Grossman: Clearly with respect to transmission electronically, meaningful use is likely to have a direct impact on the use of that functionality for physicians that have that IT. So, right now they say 40 percent of prescriptions that are allowed, so the scheduled drugs the DEA allows, are to be sent electronically. I think this will definitely have an impact for those physicians who are responding to the incentives. Once physicians get that functionality in place and working, they’re going to use it frequently for all their prescriptions because it can be actually much easier.

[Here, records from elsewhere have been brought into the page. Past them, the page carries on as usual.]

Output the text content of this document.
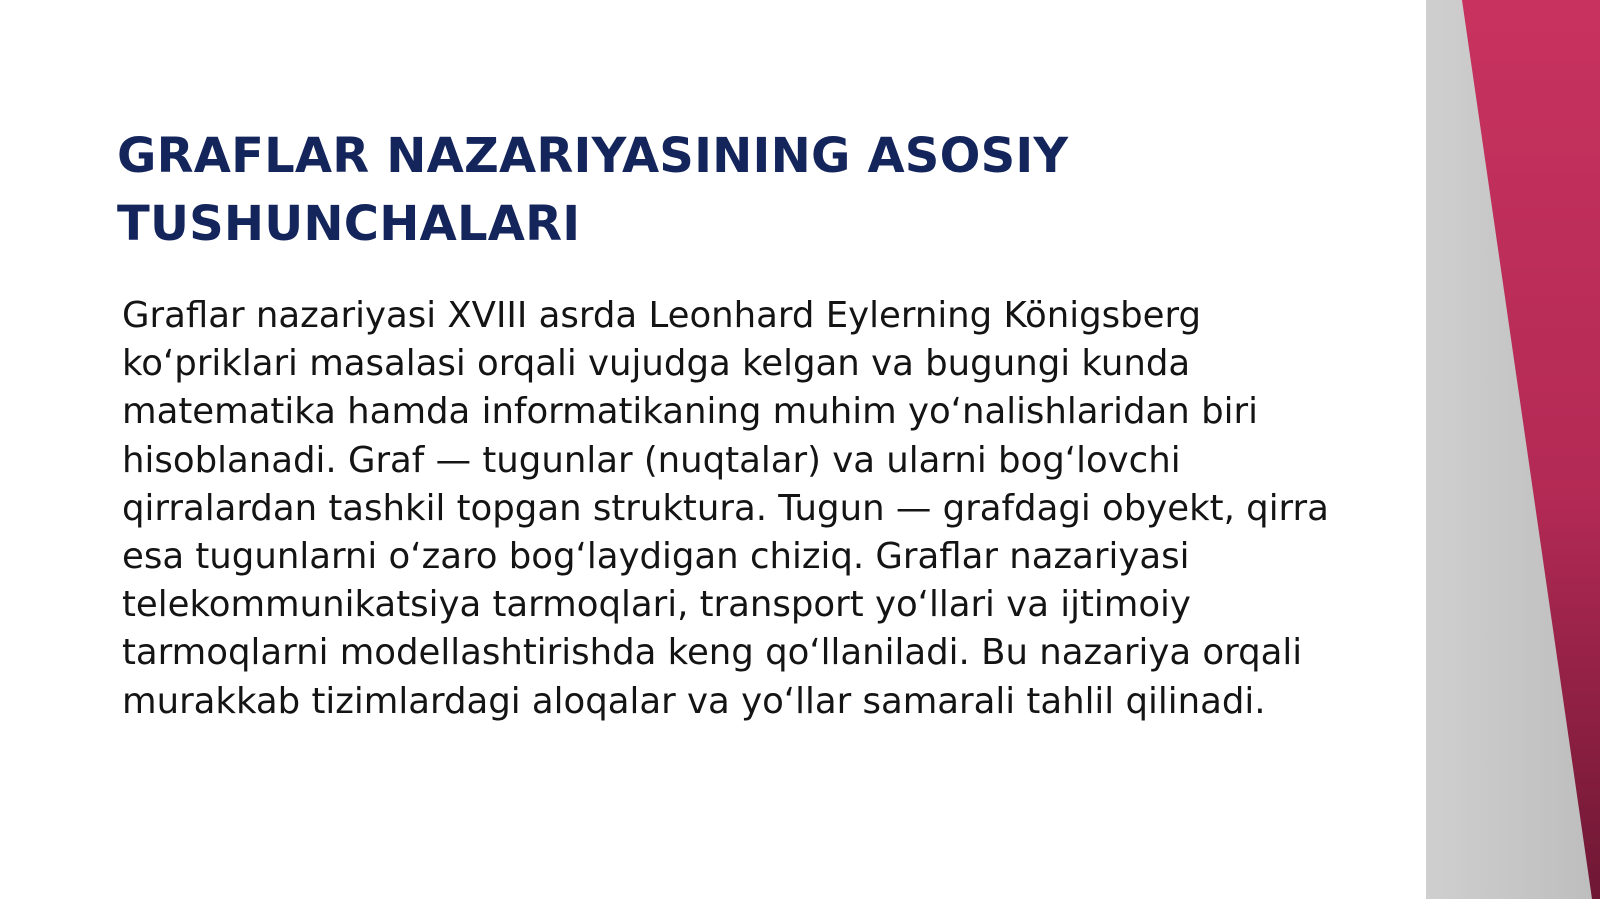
GRAFLAR NAZARIYASINING ASOSIY TUSHUNCHALARI

Graflar nazariyasi XVIII asrda Leonhard Eylerning Königsberg
koʻpriklari masalasi orqali vujudga kelgan va bugungi kunda
matematika hamda informatikaning muhim yoʻnalishlaridan biri
hisoblanadi. Graf — tugunlar (nuqtalar) va ularni bogʻlovchi
qirralardan tashkil topgan struktura. Tugun — grafdagi obyekt, qirra
esa tugunlarni oʻzaro bogʻlaydigan chiziq. Graflar nazariyasi
telekommunikatsiya tarmoqlari, transport yoʻllari va ijtimoiy
tarmoqlarni modellashtirishda keng qoʻllaniladi. Bu nazariya orqali
murakkab tizimlardagi aloqalar va yoʻllar samarali tahlil qilinadi.
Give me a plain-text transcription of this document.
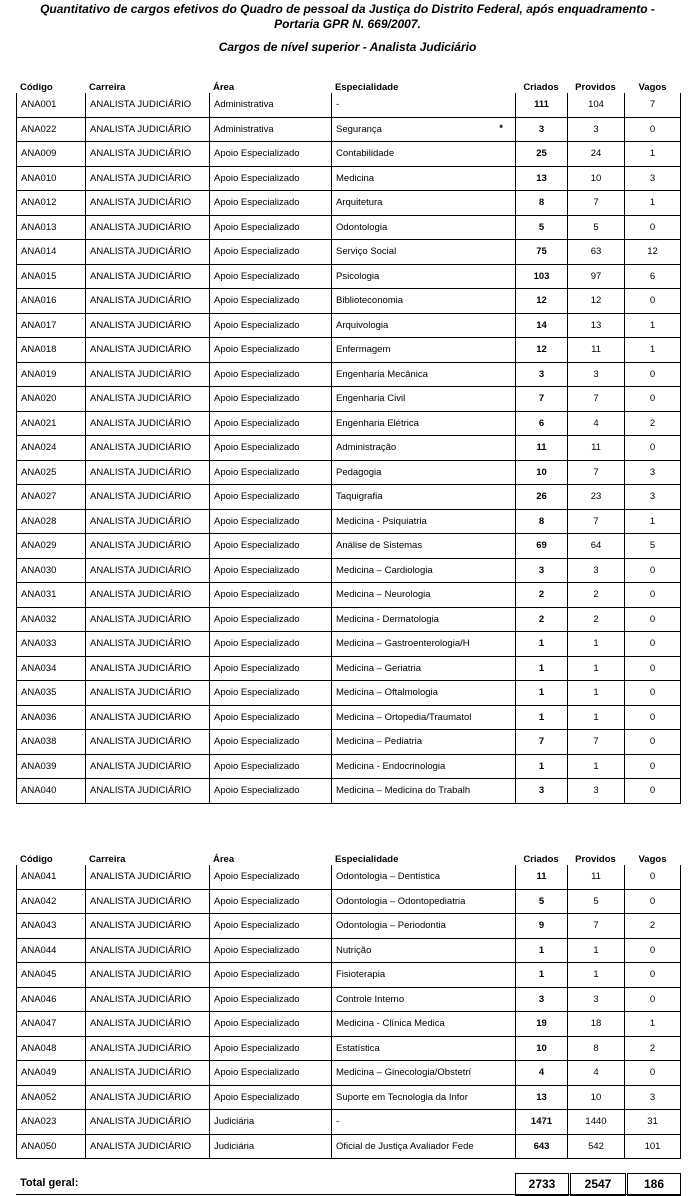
Quantitativo de cargos efetivos do Quadro de pessoal da Justiça do Distrito Federal, após enquadramento -
Portaria GPR N. 669/2007.
Cargos de nível superior - Analista Judiciário
Código	Carreira	Área	Especialidade	Criados	Providos	Vagos
ANA001	ANALISTA JUDICIÁRIO	Administrativa	-	111	104	7
ANA022	ANALISTA JUDICIÁRIO	Administrativa	Segurança *	3	3	0
ANA009	ANALISTA JUDICIÁRIO	Apoio Especializado	Contabilidade	25	24	1
ANA010	ANALISTA JUDICIÁRIO	Apoio Especializado	Medicina	13	10	3
ANA012	ANALISTA JUDICIÁRIO	Apoio Especializado	Arquitetura	8	7	1
ANA013	ANALISTA JUDICIÁRIO	Apoio Especializado	Odontologia	5	5	0
ANA014	ANALISTA JUDICIÁRIO	Apoio Especializado	Serviço Social	75	63	12
ANA015	ANALISTA JUDICIÁRIO	Apoio Especializado	Psicologia	103	97	6
ANA016	ANALISTA JUDICIÁRIO	Apoio Especializado	Biblioteconomia	12	12	0
ANA017	ANALISTA JUDICIÁRIO	Apoio Especializado	Arquivologia	14	13	1
ANA018	ANALISTA JUDICIÁRIO	Apoio Especializado	Enfermagem	12	11	1
ANA019	ANALISTA JUDICIÁRIO	Apoio Especializado	Engenharia Mecânica	3	3	0
ANA020	ANALISTA JUDICIÁRIO	Apoio Especializado	Engenharia Civil	7	7	0
ANA021	ANALISTA JUDICIÁRIO	Apoio Especializado	Engenharia Elétrica	6	4	2
ANA024	ANALISTA JUDICIÁRIO	Apoio Especializado	Administração	11	11	0
ANA025	ANALISTA JUDICIÁRIO	Apoio Especializado	Pedagogia	10	7	3
ANA027	ANALISTA JUDICIÁRIO	Apoio Especializado	Taquigrafia	26	23	3
ANA028	ANALISTA JUDICIÁRIO	Apoio Especializado	Medicina - Psiquiatria	8	7	1
ANA029	ANALISTA JUDICIÁRIO	Apoio Especializado	Análise de Sistemas	69	64	5
ANA030	ANALISTA JUDICIÁRIO	Apoio Especializado	Medicina – Cardiologia	3	3	0
ANA031	ANALISTA JUDICIÁRIO	Apoio Especializado	Medicina – Neurologia	2	2	0
ANA032	ANALISTA JUDICIÁRIO	Apoio Especializado	Medicina - Dermatologia	2	2	0
ANA033	ANALISTA JUDICIÁRIO	Apoio Especializado	Medicina – Gastroenterologia/H	1	1	0
ANA034	ANALISTA JUDICIÁRIO	Apoio Especializado	Medicina – Geriatria	1	1	0
ANA035	ANALISTA JUDICIÁRIO	Apoio Especializado	Medicina – Oftalmologia	1	1	0
ANA036	ANALISTA JUDICIÁRIO	Apoio Especializado	Medicina – Ortopedia/Traumatol	1	1	0
ANA038	ANALISTA JUDICIÁRIO	Apoio Especializado	Medicina – Pediatria	7	7	0
ANA039	ANALISTA JUDICIÁRIO	Apoio Especializado	Medicina - Endocrinologia	1	1	0
ANA040	ANALISTA JUDICIÁRIO	Apoio Especializado	Medicina – Medicina do Trabalh	3	3	0
Código	Carreira	Área	Especialidade	Criados	Providos	Vagos
ANA041	ANALISTA JUDICIÁRIO	Apoio Especializado	Odontologia – Dentística	11	11	0
ANA042	ANALISTA JUDICIÁRIO	Apoio Especializado	Odontologia – Odontopediatria	5	5	0
ANA043	ANALISTA JUDICIÁRIO	Apoio Especializado	Odontologia – Periodontia	9	7	2
ANA044	ANALISTA JUDICIÁRIO	Apoio Especializado	Nutrição	1	1	0
ANA045	ANALISTA JUDICIÁRIO	Apoio Especializado	Fisioterapia	1	1	0
ANA046	ANALISTA JUDICIÁRIO	Apoio Especializado	Controle Interno	3	3	0
ANA047	ANALISTA JUDICIÁRIO	Apoio Especializado	Medicina - Clínica Medica	19	18	1
ANA048	ANALISTA JUDICIÁRIO	Apoio Especializado	Estatística	10	8	2
ANA049	ANALISTA JUDICIÁRIO	Apoio Especializado	Medicina – Ginecologia/Obstetrí	4	4	0
ANA052	ANALISTA JUDICIÁRIO	Apoio Especializado	Suporte em Tecnologia da Infor	13	10	3
ANA023	ANALISTA JUDICIÁRIO	Judiciária	-	1471	1440	31
ANA050	ANALISTA JUDICIÁRIO	Judiciária	Oficial de Justiça Avaliador Fede	643	542	101
Total geral:	2733	2547	186
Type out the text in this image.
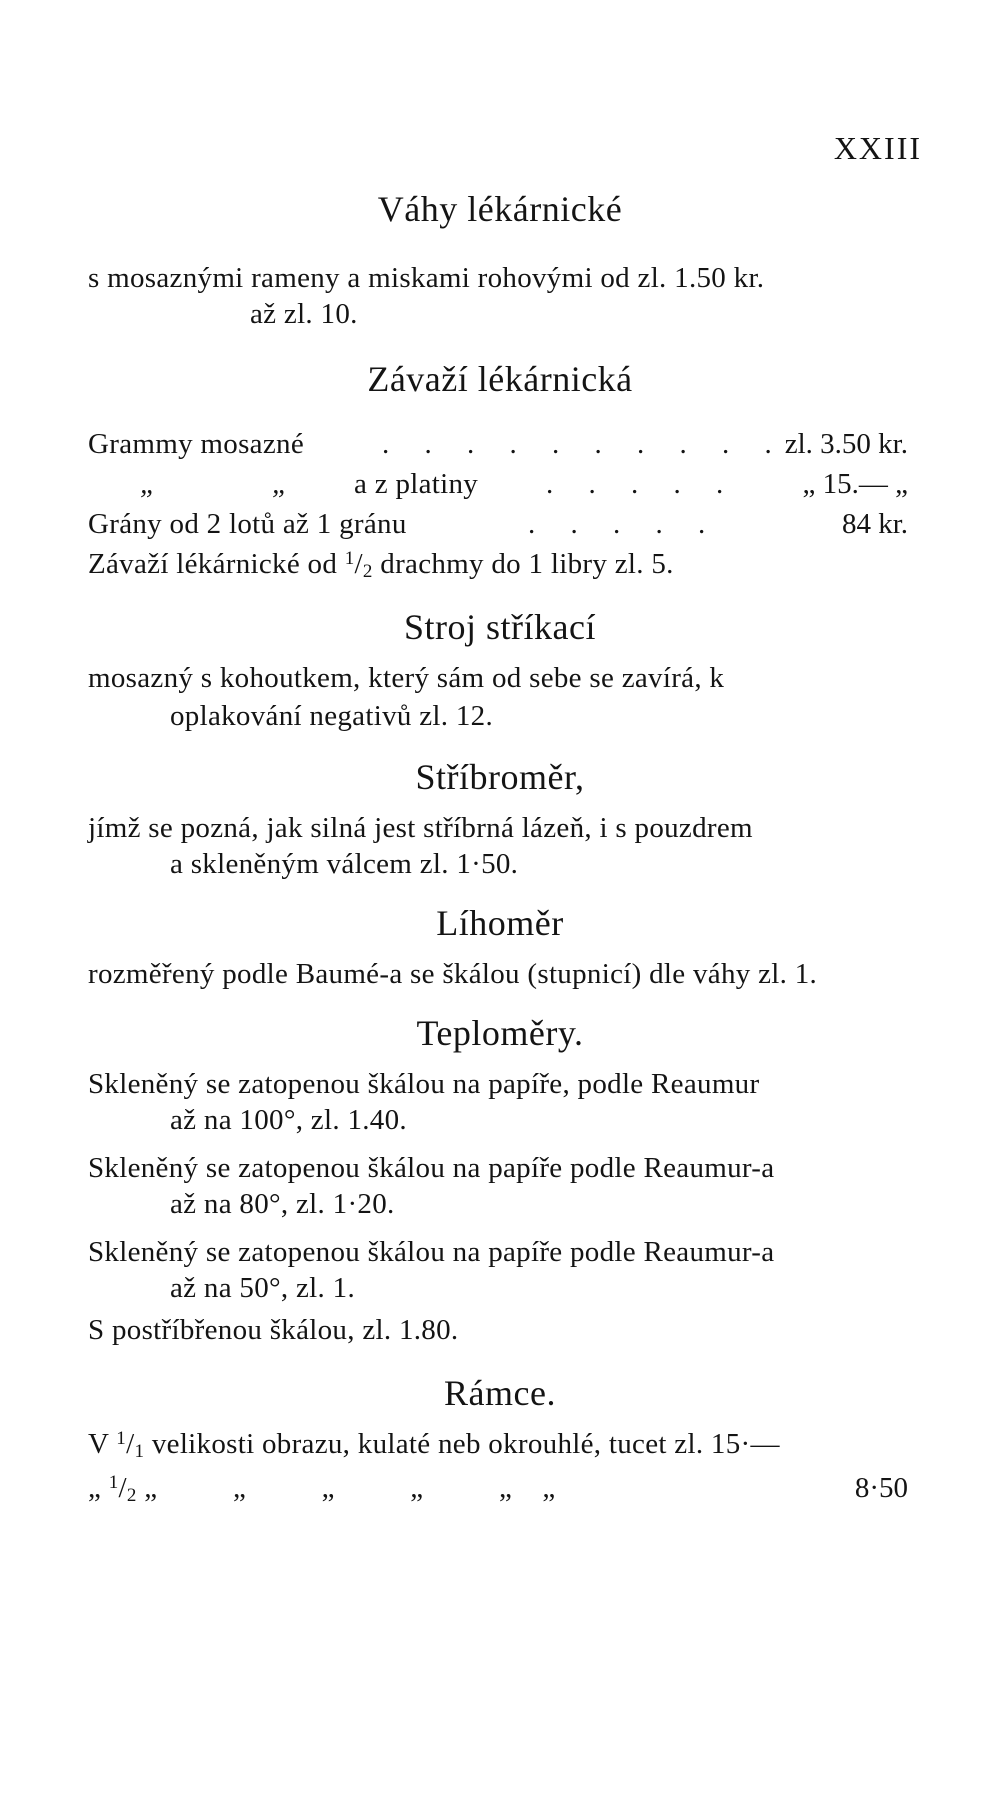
XXIII
Váhy lékárnické
s mosaznými rameny a miskami rohovými od zl. 1.50 kr.
až zl. 10.
Závaží lékárnická
Grammy mosazné	. . . . . . . . . . zl. 3.50 kr.
„	„ a z platiny . . . . . „ 15.— „
Grány od 2 lotů až 1 gránu	. . . . .	84 kr.
Závaží lékárnické od $^1/_2$ drachmy do 1 libry zl. 5.
Stroj stříkací
mosazný s kohoutkem, který sám od sebe se zavírá, k
oplakování negativů zl. 12.
Stříbroměr,
jímž se pozná, jak silná jest stříbrná lázeň, i s pouzdrem
a skleněným válcem zl. 1·50.
Líhoměr
rozměřený podle Baumé-a se škálou (stupnicí) dle váhy zl. 1.
Teploměry.
Skleněný se zatopenou škálou na papíře, podle Reaumur
až na 100°, zl. 1.40.
Skleněný se zatopenou škálou na papíře podle Reaumur-a
až na 80°, zl. 1·20.
Skleněný se zatopenou škálou na papíře podle Reaumur-a
až na 50°, zl. 1.
S postříbřenou škálou, zl. 1.80.
Rámce.
V $^1/_1$ velikosti obrazu, kulaté neb okrouhlé, tucet zl. 15·—
„ $^1/_2$ „          „          „          „          „    „	8·50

I think for the other types of functionality right now, the requirements for the drug to drug interaction functionality has to be there and the drug formulary functionality is an option under that menu. There is also medication history that we didn’t talk about in this study, that’s a functionality provided by vendors like SureScripts that [allows] access to adjudicated claims data from health plans that patients are covered under. It shows what drugs they’ve bought under insurance plans. So that was actually not included in meaningful use, although it’s included under the MIPPA [Medicare Improvements for Patients and Providers Act] requirements as a functionality.

HCI: What do you think CIOs can do to encourage usage of e-prescribing?

Grossman: One thing is training, and that means making sure the physicians are aware of the functionality, and as systems get upgraded and changed, if access to that functionality changes, the physicians are made aware of that and don’t assume that they know.

The second thing is being able to work with the IT staff and the practice administrators to make sure the functionality is working well—testing to make sure the patient match is working, and that the formulary information is actually available to physicians at the point of prescribing. Also, that it’s up to date so that if there’s a major local health plan missing, that they’re going back to their vendor. Also, having someone troubleshooting across the practice. While incentives are useful , I think that when physicians find this functionality useful, it’s a kind of cost-benefit. If they find it valuable, and the value is worth the time it takes them to do it, they will do it. But if it turns out that it’s not worth the time to them, they’re not going to use it. For example, with formularies if that does it make it easier to make a decision with patients upfront and improve efficiency [they will use it].

There are a lot issues outside of the scope of the practice itself. There’s getting good formulary information and making it available. Getting all the local pharmacies onboard and having them send all their prescriptions electronically and making sure the connectivity works smoothly between them. EMR designers [need] to design systems that trigger alerts in a way that’s helpful to the practice and make it easy for physicians to set up. So there are a lot of other entities that need to be engaged, so its health plans, mail order, retail pharmacies, pharmacy benefit managers, and EMR vendors. So the point that we ended with in the issue brief was that in many ways e-prescribing is a more advanced IT functionality in terms of interoperability and in terms of health information exchange of data. There are still many challenges. It’s a complex task to setting up that connectivity and that interoperability and the exchange of that data and the quality of that data. It’s sort of a harbinger for the challenges that people face in implementing EHRs more fully because they’re much more complex.